There went his dinner with the lovely Prissy and her father, Sam thought, because once he had the man in custody, he’d have to remain at the jail. Perhaps Nick could make his excuses for him. He hoped Prissy wouldn’t be too offended. It was not exactly the best way to start his campaign to woo her.
They stopped in front of the hotel that sat diagonally across the street from the saloon. “I’ll go in from the back and cover you,” Nick said, motioning in that direction. “Just be firm with him. He usually surrenders as soon as he sees the badge,” he said, pointing to the tin star Sam now wore.
Sam wasn’t so sure. He’d seen dozens of intoxicated men in saloons who were dangerously unpredictable, especially if they were armed as well as drunk. He wasn’t about to sacrifice his life to keep such a man alive. If this Delbert fellow acted the least bit like he was going to shoot, Sam intended to drop him with the pistol he now held, a Colt he had purchased in the first town he arrived in after Dallas when he’d fled Houston.
They crossed the street cautiously at an oblique angle, heading for the near corner of the building.

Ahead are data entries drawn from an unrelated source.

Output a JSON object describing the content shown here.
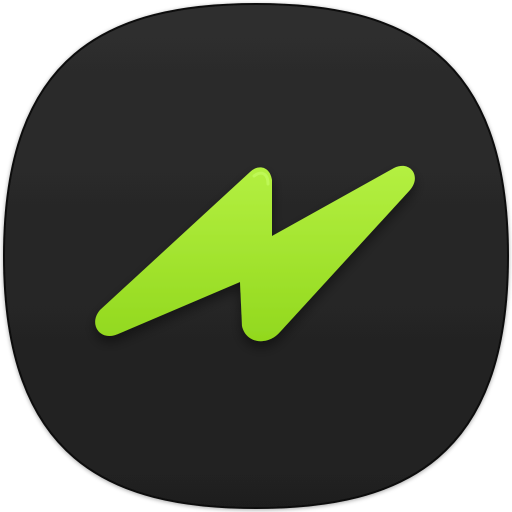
{
  "icon": {
    "semantic": "lightning-bolt-icon",
    "colors": {
      "tile_top": "#2e2e2e",
      "tile_bottom": "#1f1f1f",
      "tile_edge": "#0d0d0d",
      "bolt_top": "#b4f041",
      "bolt_bottom": "#92d81e",
      "bolt_highlight": "#c9ff6a"
    }
  }
}
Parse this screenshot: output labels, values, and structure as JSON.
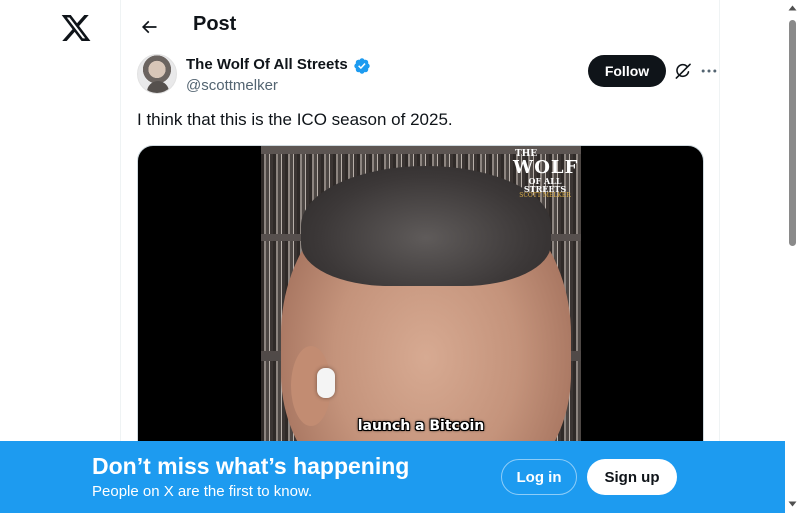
{
  "header": {
    "title": "Post"
  },
  "post": {
    "author_name": "The Wolf Of All Streets",
    "handle": "@scottmelker",
    "follow_label": "Follow",
    "text": "I think that this is the ICO season of 2025.",
    "media": {
      "watermark_line1": "THE",
      "watermark_line2": "WOLF",
      "watermark_line3": "OF ALL STREETS",
      "watermark_line4": "SCOTT MELKER",
      "caption": "launch a Bitcoin"
    }
  },
  "banner": {
    "title": "Don’t miss what’s happening",
    "subtitle": "People on X are the first to know.",
    "login_label": "Log in",
    "signup_label": "Sign up"
  },
  "colors": {
    "accent": "#1d9bf0",
    "text_primary": "#0f1419",
    "text_secondary": "#536471",
    "follow_bg": "#0f1419"
  },
  "icons": {
    "logo": "x-logo-icon",
    "back": "arrow-left-icon",
    "verified": "verified-badge-icon",
    "grok": "grok-icon",
    "more": "more-horizontal-icon"
  }
}
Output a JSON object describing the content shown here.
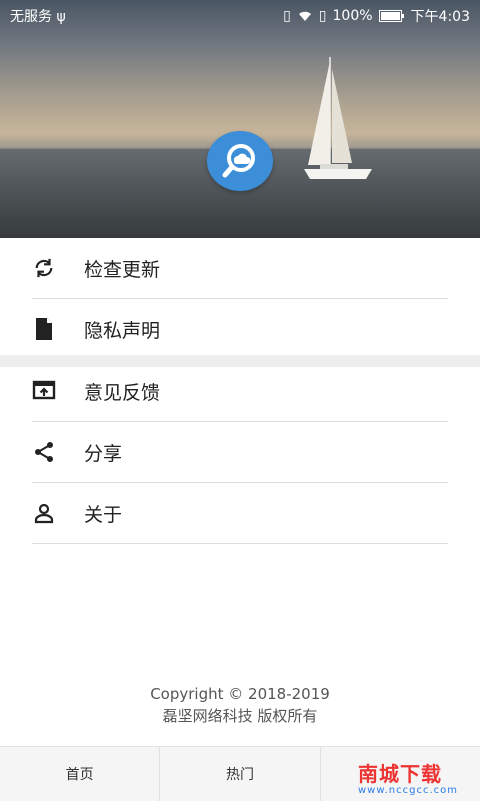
{
  "status_bar": {
    "left_text": "无服务",
    "battery": "100%",
    "time": "下午4:03"
  },
  "header": {
    "logo_icon": "search-cloud-icon",
    "accent_color": "#3d8ed8"
  },
  "menu": {
    "group1": [
      {
        "label": "检查更新",
        "icon": "refresh-icon"
      },
      {
        "label": "隐私声明",
        "icon": "document-icon"
      }
    ],
    "group2": [
      {
        "label": "意见反馈",
        "icon": "feedback-icon"
      },
      {
        "label": "分享",
        "icon": "share-icon"
      },
      {
        "label": "关于",
        "icon": "person-icon"
      }
    ]
  },
  "footer": {
    "copyright": "Copyright © 2018-2019",
    "company": "磊坚网络科技 版权所有"
  },
  "bottom_nav": {
    "tabs": [
      {
        "label": "首页"
      },
      {
        "label": "热门"
      },
      {
        "label": ""
      }
    ]
  },
  "watermark": {
    "title": "南城下载",
    "url": "www.nccgcc.com"
  }
}
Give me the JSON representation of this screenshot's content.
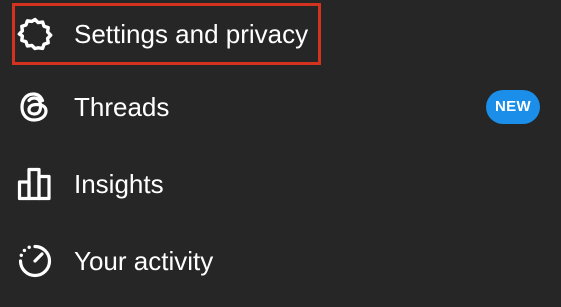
{
  "menu": {
    "items": [
      {
        "label": "Settings and privacy",
        "icon": "gear-icon",
        "highlighted": true
      },
      {
        "label": "Threads",
        "icon": "threads-icon",
        "badge": "NEW"
      },
      {
        "label": "Insights",
        "icon": "insights-bar-chart-icon"
      },
      {
        "label": "Your activity",
        "icon": "activity-timer-icon"
      }
    ]
  },
  "colors": {
    "background": "#262626",
    "text": "#ffffff",
    "highlight_border": "#d3321f",
    "badge_background": "#1a8ee8"
  }
}
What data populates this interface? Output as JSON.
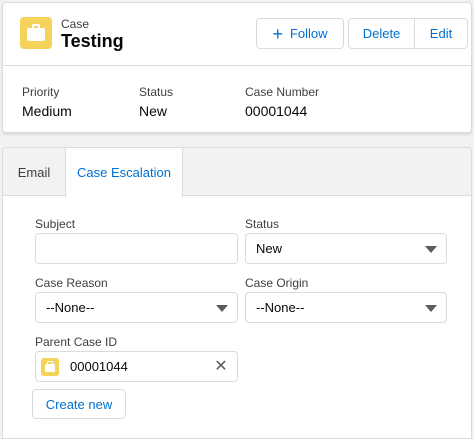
{
  "header": {
    "object_label": "Case",
    "record_title": "Testing",
    "icon": "case-icon",
    "buttons": {
      "follow": "Follow",
      "follow_icon": "plus-icon",
      "delete": "Delete",
      "edit": "Edit"
    },
    "highlights": [
      {
        "label": "Priority",
        "value": "Medium"
      },
      {
        "label": "Status",
        "value": "New"
      },
      {
        "label": "Case Number",
        "value": "00001044"
      }
    ]
  },
  "tabs": [
    {
      "label": "Email",
      "active": false
    },
    {
      "label": "Case Escalation",
      "active": true
    }
  ],
  "form": {
    "subject": {
      "label": "Subject",
      "value": ""
    },
    "status": {
      "label": "Status",
      "value": "New"
    },
    "case_reason": {
      "label": "Case Reason",
      "value": "--None--"
    },
    "case_origin": {
      "label": "Case Origin",
      "value": "--None--"
    },
    "parent_case": {
      "label": "Parent Case ID",
      "value": "00001044",
      "icon": "case-icon",
      "clear_icon": "close-icon"
    },
    "create_button": "Create new"
  },
  "colors": {
    "brand_blue": "#0070d2",
    "case_yellow": "#f5d35a",
    "background": "#f3f2f2"
  }
}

There they separated, Nick creeping around to the back to the exit, Sam hugging the front of the establishment, crouching low so his head didn’t show in the dusty, fly-specked glass windows. When he reached the batwing doors, he straightened and peered over the nearer of the two.
Within the dim, smoky interior of the saloon he spotted a wild-haired man staggering unsteadily around, clutching a half-empty bottle with one hand, a pistol with the other. Silver shards of what had been a full-length mirror littered the mahogany bar. Delbert Perry’s boots crunched the broken glass from the ruined chandeliers and a half-dozen bottles and glasses. The burnt smell of spent gunpowder filled Sam’s nostrils and stung his eyes.

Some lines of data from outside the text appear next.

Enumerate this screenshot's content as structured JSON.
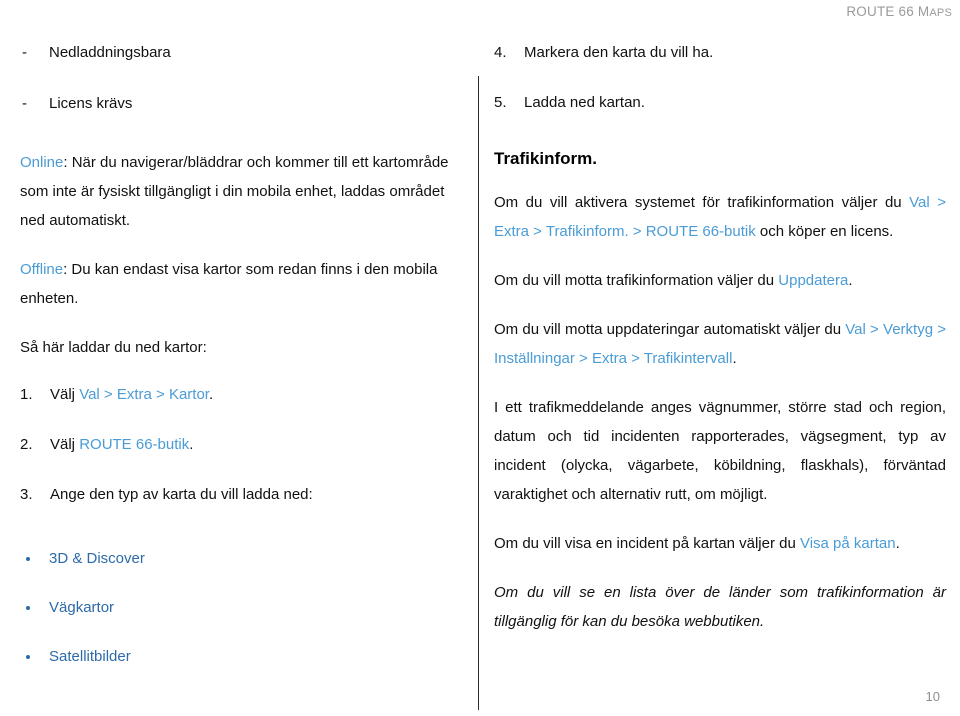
{
  "header": {
    "brand_major": "ROUTE 66 ",
    "brand_minor_m": "M",
    "brand_minor_rest": "APS"
  },
  "colors": {
    "link_light": "#4a9cd6",
    "link_dark": "#2c6ba8",
    "header_gray": "#9a9a9a",
    "body_text": "#111111",
    "divider": "#2b2b2b"
  },
  "left_column": {
    "dash_items": [
      {
        "dash": "-",
        "text": "Nedladdningsbara"
      },
      {
        "dash": "-",
        "text": "Licens krävs"
      }
    ],
    "paragraph_online": {
      "link": "Online",
      "rest": ": När du navigerar/bläddrar och kommer till ett kartområde som inte är fysiskt tillgängligt i din mobila enhet, laddas området ned automatiskt."
    },
    "paragraph_offline": {
      "link": "Offline",
      "rest": ": Du kan endast visa kartor som redan finns i den mobila enheten."
    },
    "intro_download": "Så här laddar du ned kartor:",
    "numbered_items": [
      {
        "num": "1.",
        "prefix": "Välj ",
        "link": "Val > Extra > Kartor",
        "suffix": "."
      },
      {
        "num": "2.",
        "prefix": "Välj ",
        "link": "ROUTE 66-butik",
        "suffix": "."
      },
      {
        "num": "3.",
        "prefix": "Ange den typ av karta du vill ladda ned:",
        "link": "",
        "suffix": ""
      }
    ],
    "bullet_items": [
      {
        "text": "3D & Discover"
      },
      {
        "text": "Vägkartor"
      },
      {
        "text": "Satellitbilder"
      }
    ]
  },
  "right_column": {
    "numbered_items": [
      {
        "num": "4.",
        "text": "Markera den karta du vill ha."
      },
      {
        "num": "5.",
        "text": "Ladda ned kartan."
      }
    ],
    "heading": "Trafikinform.",
    "paragraph_activate": {
      "prefix": "Om du vill aktivera systemet för trafikinformation väljer du ",
      "link": "Val > Extra > Trafikinform. > ROUTE 66-butik",
      "suffix": " och köper en licens."
    },
    "paragraph_receive": {
      "prefix": "Om du vill motta trafikinformation väljer du ",
      "link": "Uppdatera",
      "suffix": "."
    },
    "paragraph_auto_updates": {
      "prefix": "Om du vill motta uppdateringar automatiskt väljer du ",
      "link": "Val > Verktyg > Inställningar > Extra > Trafikintervall",
      "suffix": "."
    },
    "paragraph_message_contents": "I ett trafikmeddelande anges vägnummer, större stad och region, datum och tid incidenten rapporterades, vägsegment, typ av incident (olycka, vägarbete, köbildning, flaskhals), förväntad varaktighet och alternativ rutt, om möjligt.",
    "paragraph_show_on_map": {
      "prefix": "Om du vill visa en incident på kartan väljer du ",
      "link": "Visa på kartan",
      "suffix": "."
    },
    "paragraph_country_list": "Om du vill se en lista över de länder som trafikinformation är tillgänglig för kan du besöka webbutiken."
  },
  "footer": {
    "page_number": "10"
  }
}
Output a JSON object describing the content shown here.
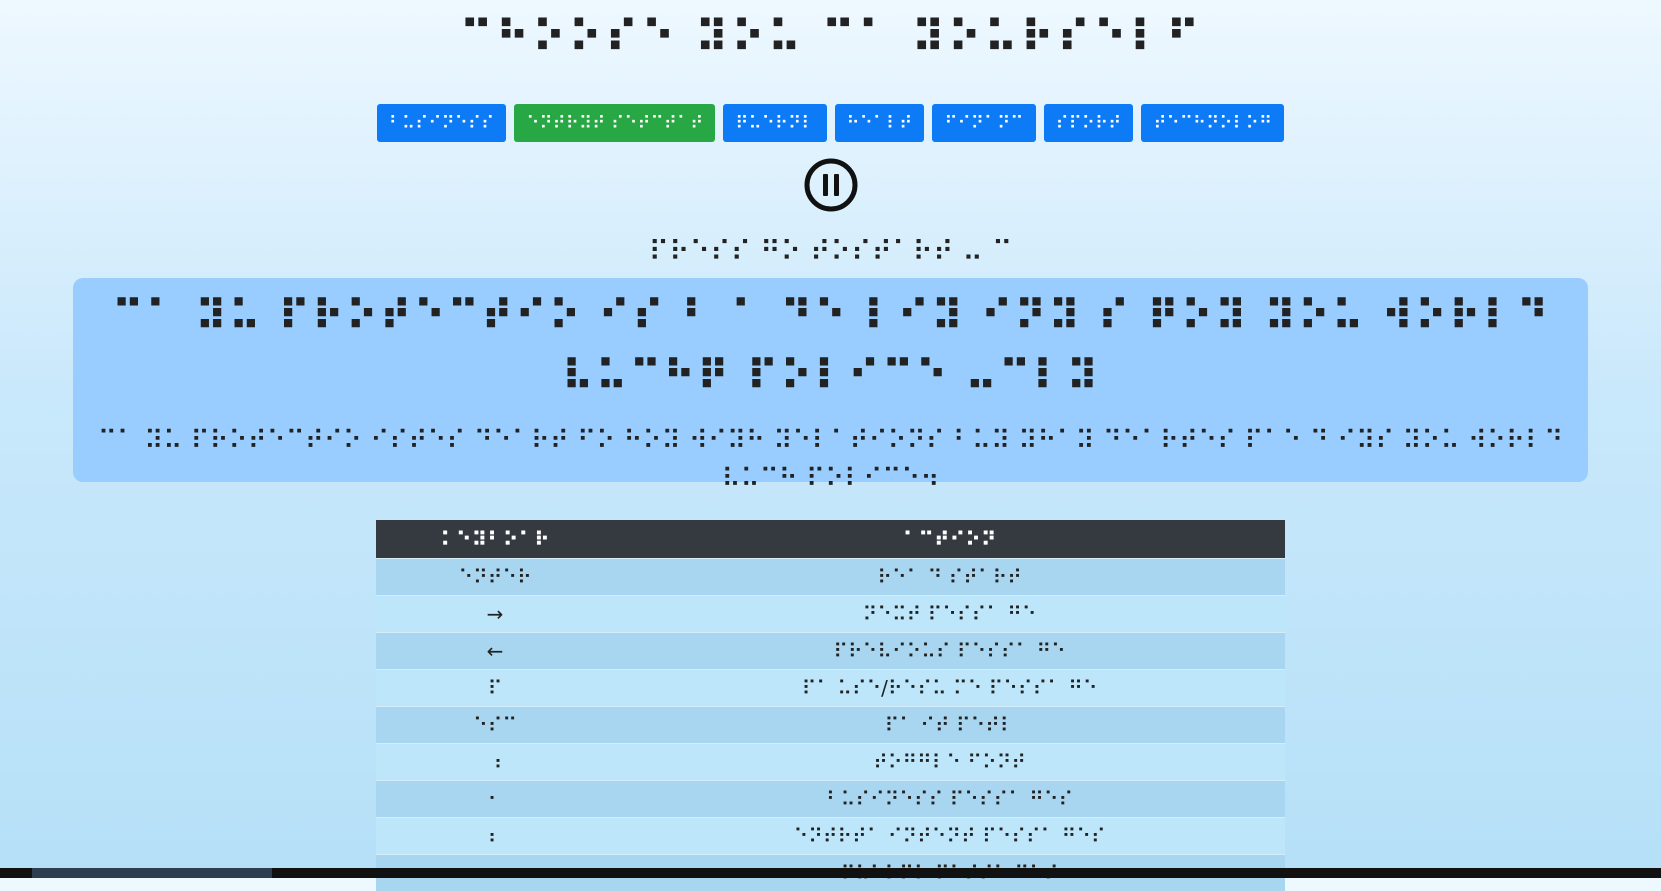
{
  "page_title": "⠉⠓⠕⠕⠎⠑ ⠽⠕⠥ ⠉⠁ ⠽⠕⠥⠗⠎⠑⠇⠋",
  "buttons": [
    {
      "label": "⠃⠥⠎⠊⠝⠑⠎⠎",
      "active": false
    },
    {
      "label": "⠑⠝⠞⠗⠽⠞ ⠎⠑⠞⠉⠞⠁⠞",
      "active": true
    },
    {
      "label": "⠟⠥⠑⠗⠝⠇",
      "active": false
    },
    {
      "label": "⠓⠑⠁⠇⠞",
      "active": false
    },
    {
      "label": "⠋⠊⠝⠁⠝⠉",
      "active": false
    },
    {
      "label": "⠎⠏⠕⠗⠞",
      "active": false
    },
    {
      "label": "⠞⠑⠉⠓⠝⠕⠇⠕⠛",
      "active": false
    }
  ],
  "pause_icon": "pause-circle",
  "status_text": "⠏⠗⠑⠎⠎ ⠛⠕ ⠞⠕⠎⠞⠁⠗⠞ ⠤ ⠉",
  "card": {
    "big_text": "⠉⠁ ⠽⠥ ⠏⠗⠕⠞⠑⠉⠞⠊⠕ ⠊⠎ ⠃ ⠁ ⠙⠑ ⠇⠊⠽ ⠊⠝⠽ ⠎ ⠟⠕⠽ ⠽⠕⠥ ⠺⠕⠗⠇⠙ ⠧⠥⠉⠓⠟ ⠏⠕⠇⠊⠉⠑ ⠤⠉⠇⠽",
    "small_text": "⠉⠁ ⠽⠥ ⠏⠗⠕⠞⠑⠉⠞⠊⠕ ⠊⠎⠞⠑⠎ ⠙⠑⠁⠗⠞ ⠋⠕ ⠓⠕⠽ ⠺⠊⠽⠓ ⠽⠑⠇⠁⠞⠊⠕⠝⠎ ⠃⠥⠽ ⠽⠓⠁⠽ ⠙⠑⠁⠗⠞⠑⠎ ⠏⠁⠑ ⠙ ⠊⠽⠎ ⠽⠕⠥ ⠺⠕⠗⠇⠙ ⠧⠥⠉⠓ ⠏⠕⠇⠊⠉⠑⠲"
  },
  "table": {
    "headers": [
      "⠅⠑⠽⠃⠕⠁⠗",
      "⠁⠉⠞⠊⠕⠝"
    ],
    "rows": [
      [
        "⠑⠝⠞⠑⠗",
        "⠗⠑⠁ ⠙ ⠎⠞⠁⠗⠞"
      ],
      [
        "→",
        "⠝⠑⠭⠞ ⠏⠑⠎⠎⠁ ⠛⠑"
      ],
      [
        "←",
        "⠏⠗⠑⠧⠊⠕⠥⠎ ⠏⠑⠎⠎⠁ ⠛⠑"
      ],
      [
        "⠏",
        "⠏⠁ ⠥⠎⠑/⠗⠑⠎⠥ ⠍⠑ ⠏⠑⠎⠎⠁ ⠛⠑"
      ],
      [
        "⠑⠎⠉",
        "⠏⠁ ⠊⠞ ⠏⠑⠞⠇"
      ],
      [
        "⠰",
        "⠞⠕⠛⠛⠇⠑ ⠋⠕⠝⠞"
      ],
      [
        "⠂",
        "⠃⠥⠎⠊⠝⠑⠎⠎ ⠏⠑⠎⠎⠁ ⠛⠑⠎"
      ],
      [
        "⠆",
        "⠑⠝⠞⠗⠞⠁ ⠊⠝⠞⠑⠝⠞ ⠏⠑⠎⠎⠁ ⠛⠑⠎"
      ],
      [
        "⠒",
        "⠟⠥⠑⠗⠝⠇ ⠏⠑⠎⠎⠁ ⠛⠑⠎"
      ]
    ]
  }
}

The drunken man faced away from Sam. Sam pushed one batwing door open and went in quietly, taking care not to step on noisy glass. His pulse throbbed in his throat. Who’d have thought he’d have to face a man with a gun in his first afternoon in this little one-horse town?
“Delbert Perry, it’s the sheriff,” he said, cocking his pistol. “Turn around slowly with your hands in the air, now, and you won’t get hurt.”